Starting from Matt's in Clapham Junction — a work day at the Vauxhall office, then karting and bowling in Stratford tonight before heading home to Walton.
Britain is currently without a permanent prime minister in anything but name. Keir Starmer announced his resignation on 22 June after a brutal few months — dismal local election results in May, the resignation of Wes Streeting as health secretary, then defence secretary John Healey and armed forces minister Al Carns walking out over a defence-spending row in June, all against the backdrop of Reform UK's continued rise in the polls. Starmer stays on as caretaker PM while Labour picks a successor: nominations open 9 July and close a week later, and Andy Burnham — freshly installed as an MP after winning the Makerfield by-election — is the clear frontrunner, with Wes Streeting ruling himself out. The caretaker convention matters here: constitutionally Starmer is meant to confine himself to necessary business only, not new policy, which effectively freezes the government for a fortnight at a moment when it can least afford to look adrift. The case for reading this as healthy self-correction — a party recognising it was heading for electoral disaster and acting before an election forced the issue — is reasonable. The less charitable reading, and the one Reform UK will make loudly, is that a landslide majority has curdled into chaos in barely two years, which is its own electoral liability regardless of who wins the contest.
Whoever takes over inherits an economy under real strain, mostly for reasons outside Westminster's control. The Israel-Iran-US conflict that began in February has choked shipping through the Strait of Hormuz and pushed energy prices sharply higher — petrol up around 10% and diesel 20% within weeks of the strikes starting, with wholesale gas prices up roughly 75% at one point. The Bank of England held rates at 3.75% in June on a split 7-2 vote, with two members actually pushing for a hike, and the next decision lands 30 July. CPI inflation is at 2.8% but expected to climb as energy costs feed through — the OECD's pessimistic scenario has it reaching 4% this year, with UK growth crawling at just 0.7%. A recent US-Iran peace deal has taken some of the sharpest edges off the worst-case forecasts, but the direction of travel is still upward pressure on prices at the same time Labour is trying to install new leadership.
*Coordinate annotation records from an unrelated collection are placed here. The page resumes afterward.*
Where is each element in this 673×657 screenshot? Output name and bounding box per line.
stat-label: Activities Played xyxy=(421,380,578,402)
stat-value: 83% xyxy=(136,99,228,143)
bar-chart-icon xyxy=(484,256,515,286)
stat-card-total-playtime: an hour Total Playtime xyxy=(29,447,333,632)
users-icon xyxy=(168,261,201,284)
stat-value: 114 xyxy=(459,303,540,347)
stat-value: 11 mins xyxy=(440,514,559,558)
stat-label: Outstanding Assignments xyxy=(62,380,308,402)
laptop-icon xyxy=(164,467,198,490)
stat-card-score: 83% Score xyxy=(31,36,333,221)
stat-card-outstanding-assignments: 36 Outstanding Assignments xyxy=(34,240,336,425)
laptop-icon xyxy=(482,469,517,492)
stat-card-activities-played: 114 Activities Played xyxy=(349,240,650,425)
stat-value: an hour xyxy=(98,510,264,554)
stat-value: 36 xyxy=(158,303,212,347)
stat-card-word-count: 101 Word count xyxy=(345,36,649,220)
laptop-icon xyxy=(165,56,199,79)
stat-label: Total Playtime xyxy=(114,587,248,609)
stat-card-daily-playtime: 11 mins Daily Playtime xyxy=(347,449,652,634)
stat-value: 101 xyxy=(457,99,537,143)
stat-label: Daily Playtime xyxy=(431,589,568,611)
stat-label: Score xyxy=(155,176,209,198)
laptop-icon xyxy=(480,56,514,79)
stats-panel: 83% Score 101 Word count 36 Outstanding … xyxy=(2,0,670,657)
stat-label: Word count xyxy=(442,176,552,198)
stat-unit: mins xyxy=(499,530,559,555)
That combination — a caretaker government and a tightening economic backdrop — is an awkward one for whoever ends up with the keys.
On the technology side, the government has been trying to look forward rather than firefight: an AI Hardware Plan aimed at building up domestic chip and semiconductor capability, and new "AI Growth Labs" letting firms trial AI-driven products directly with regulators before wider rollout. There's also a live consultation — responses due tomorrow, 3 July — on public attitudes to generative and agentic AI, which will likely shape how assertively the UK legislates versus the more permissive, wait-and-see approach it's taken so far relative to the EU. For anyone in SaaS or toys-adjacent tech, the regulatory direction of travel is still "enable first, restrict later" — worth watching whether that survives contact with a new Labour leader who may want a more interventionist framing to differentiate themselves.